Practical Production Pattern
Most systems should layer methods in this order:
- Hot path exact: URL/content hash, Bloom filter.
- Near-dup pass: SimHash or MinHash+LSH.
- Semantic pass (optional): embeddings + ANN.
This keeps p95 low while preserving quality where it matters.
Use-Case Mapping
- Autocorrect: edit-distance metric + BK-tree/SymSpell index.
- Typeahead: prefix structures (trie/FST); add fuzzy layer only if needed.
- Web crawl dedup: exact hash at frontier, SimHash/MinHash at indexing, embeddings only for high-value semantic collapse.
The core engineering move is to choose the cheapest layer that solves the problem, then add depth only where misses are costly.
Similarity Learnings Recap
- Hamming distance is bit-difference count, not cosine itself.

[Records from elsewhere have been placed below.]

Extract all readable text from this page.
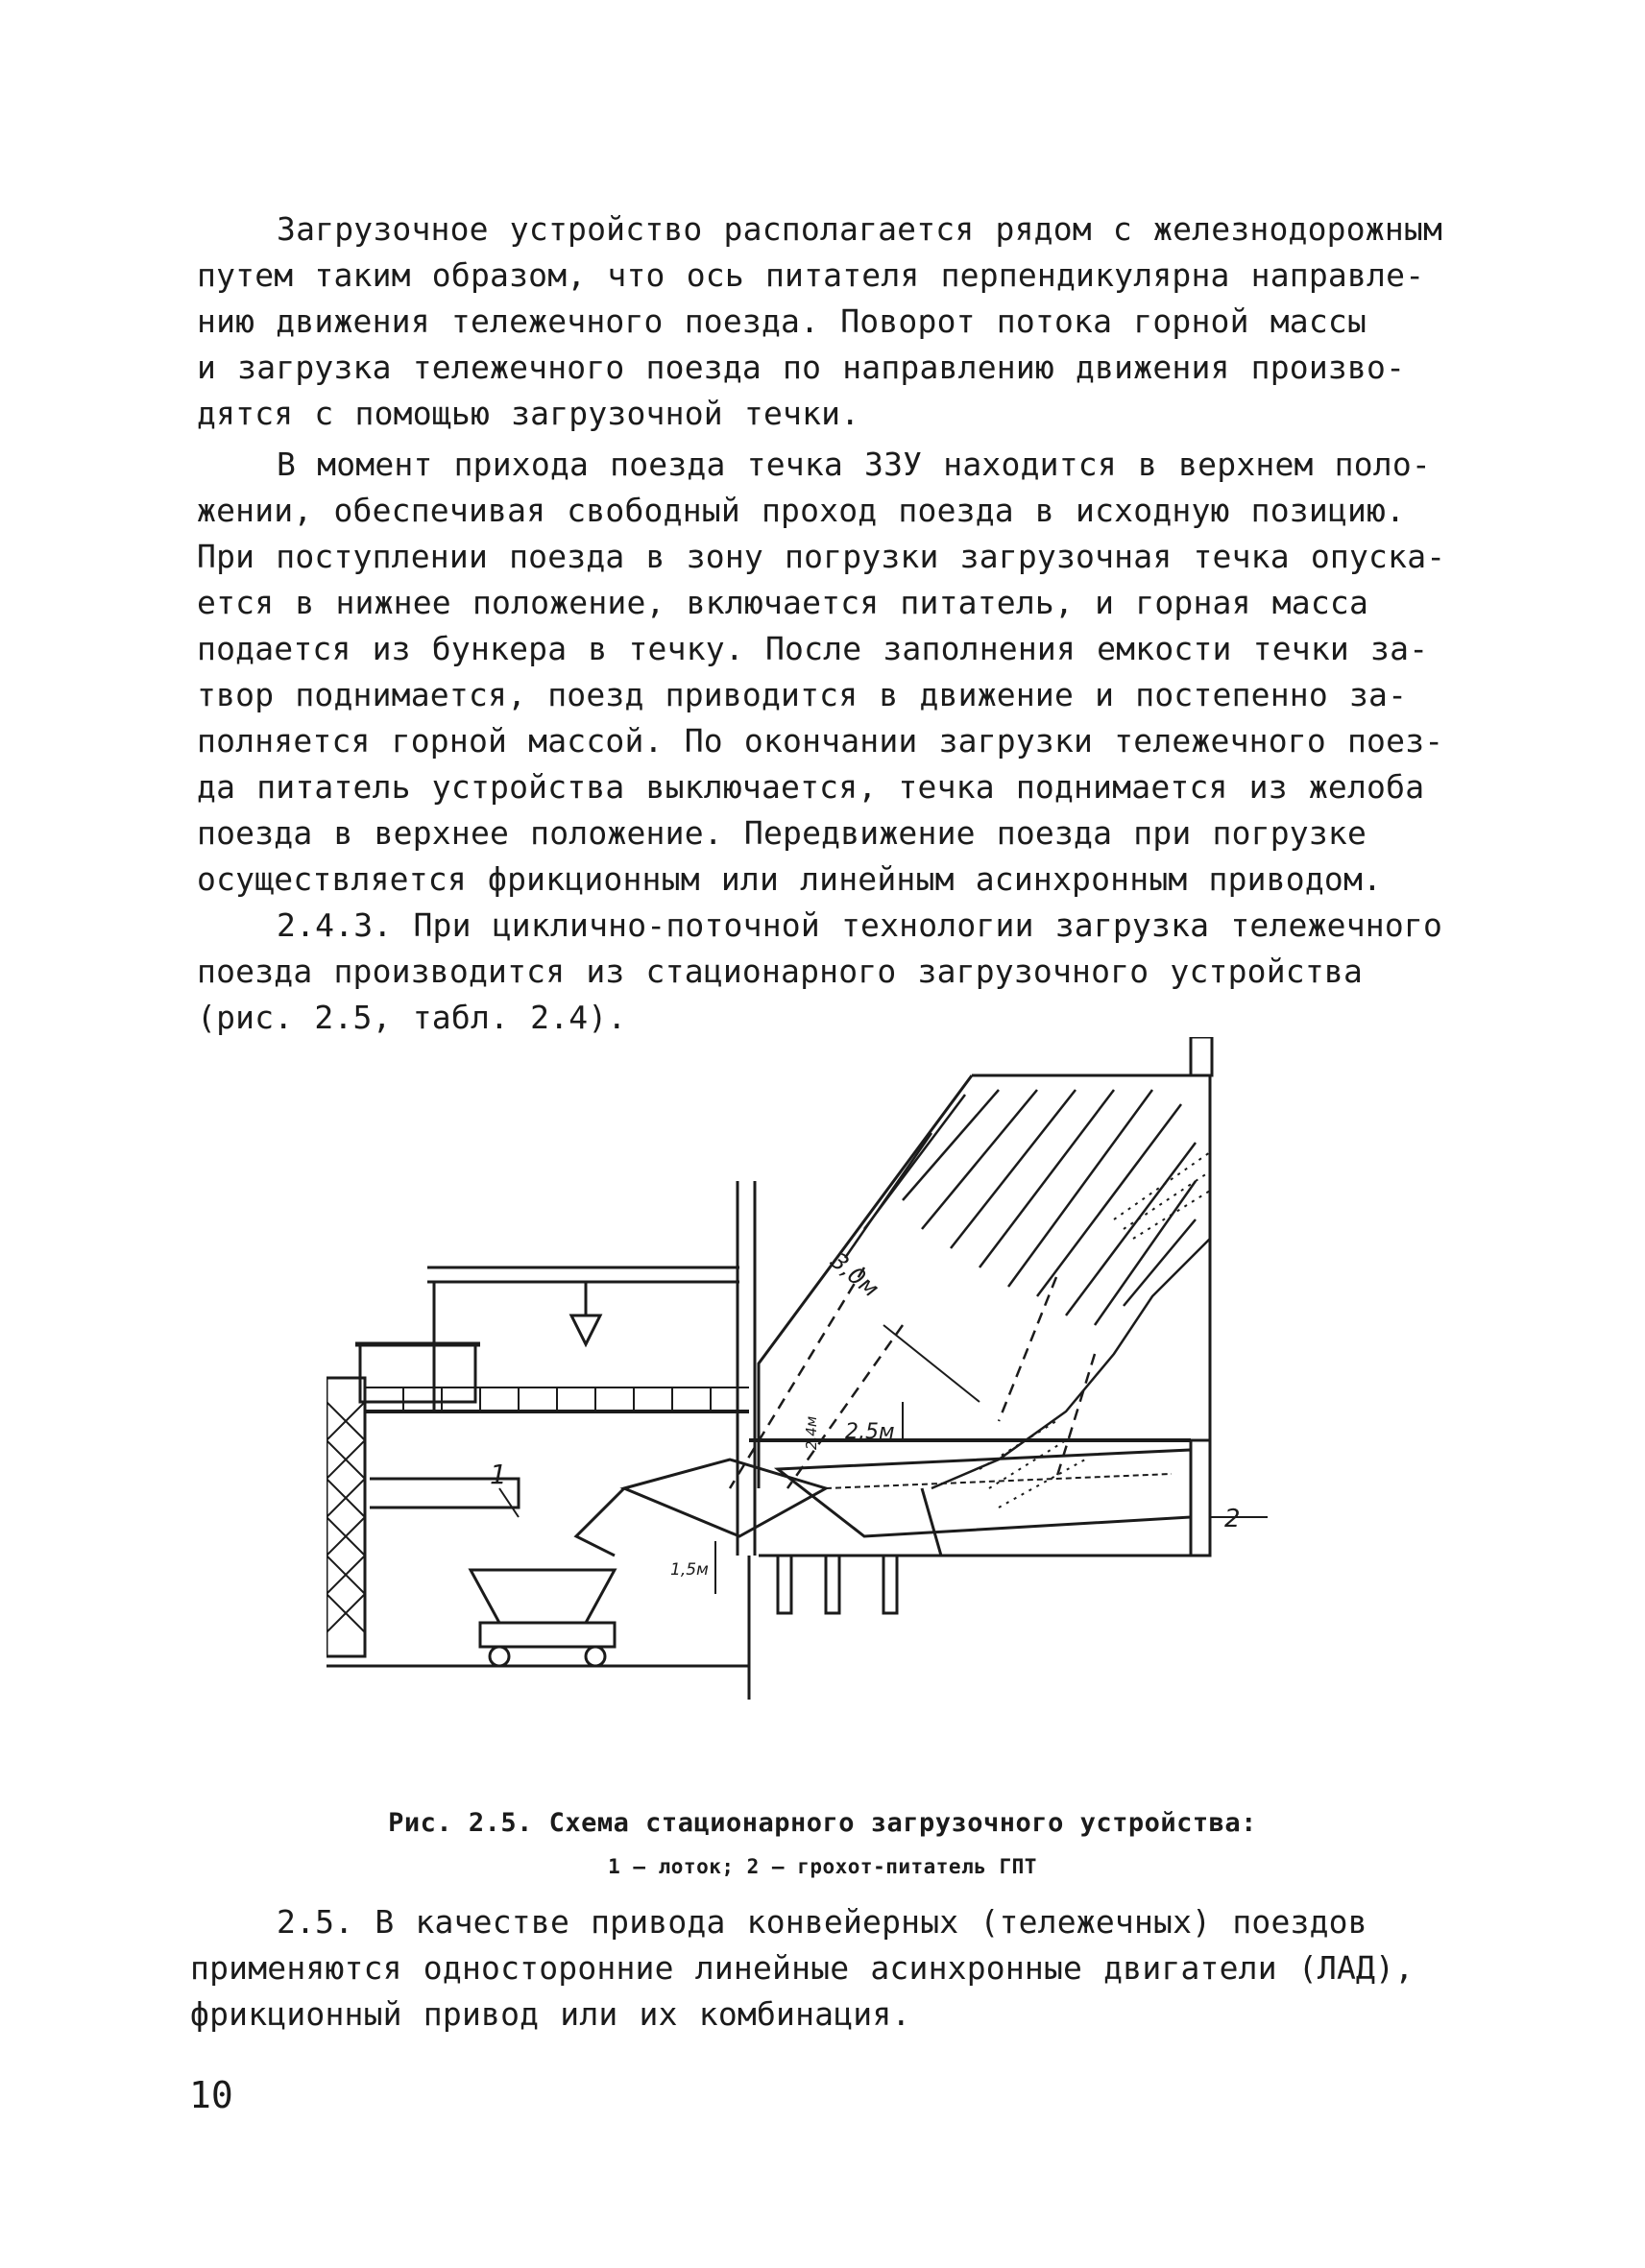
Загрузочное устройство располагается рядом с железнодорожным
путем таким образом, что ось питателя перпендикулярна направле-
нию движения тележечного поезда. Поворот потока горной массы
и загрузка тележечного поезда по направлению движения произво-
дятся с помощью загрузочной течки.
В момент прихода поезда течка ЗЗУ находится в верхнем поло-
жении, обеспечивая свободный проход поезда в исходную позицию.
При поступлении поезда в зону погрузки загрузочная течка опуска-
ется в нижнее положение, включается питатель, и горная масса
подается из бункера в течку. После заполнения емкости течки за-
твор поднимается, поезд приводится в движение и постепенно за-
полняется горной массой. По окончании загрузки тележечного поез-
да питатель устройства выключается, течка поднимается из желоба
поезда в верхнее положение. Передвижение поезда при погрузке
осуществляется фрикционным или линейным асинхронным приводом.
2.4.3. При циклично-поточной технологии загрузка тележечного
поезда производится из стационарного загрузочного устройства
(рис. 2.5, табл. 2.4).
3,0м
2,5м
2,4м
1,5м
1
2
Рис. 2.5. Схема стационарного загрузочного устройства:
1 – лоток; 2 – грохот-питатель ГПТ
2.5. В качестве привода конвейерных (тележечных) поездов
применяются односторонние линейные асинхронные двигатели (ЛАД),
фрикционный привод или их комбинация.
10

- SimHash uses Hamming distance as a fast proxy because it preserves cosine locality.
- MinHash approximates Jaccard overlap on feature sets.
- For crawl dedup, full-scan distance checks are correct but slow; index first, then verify.
- In Python
simhash,get_near_dupsis the index query API; indatasketchMinHash LSH, it is.query(). - Shingling is n-grams; choose explicit features when you need tighter control over quality.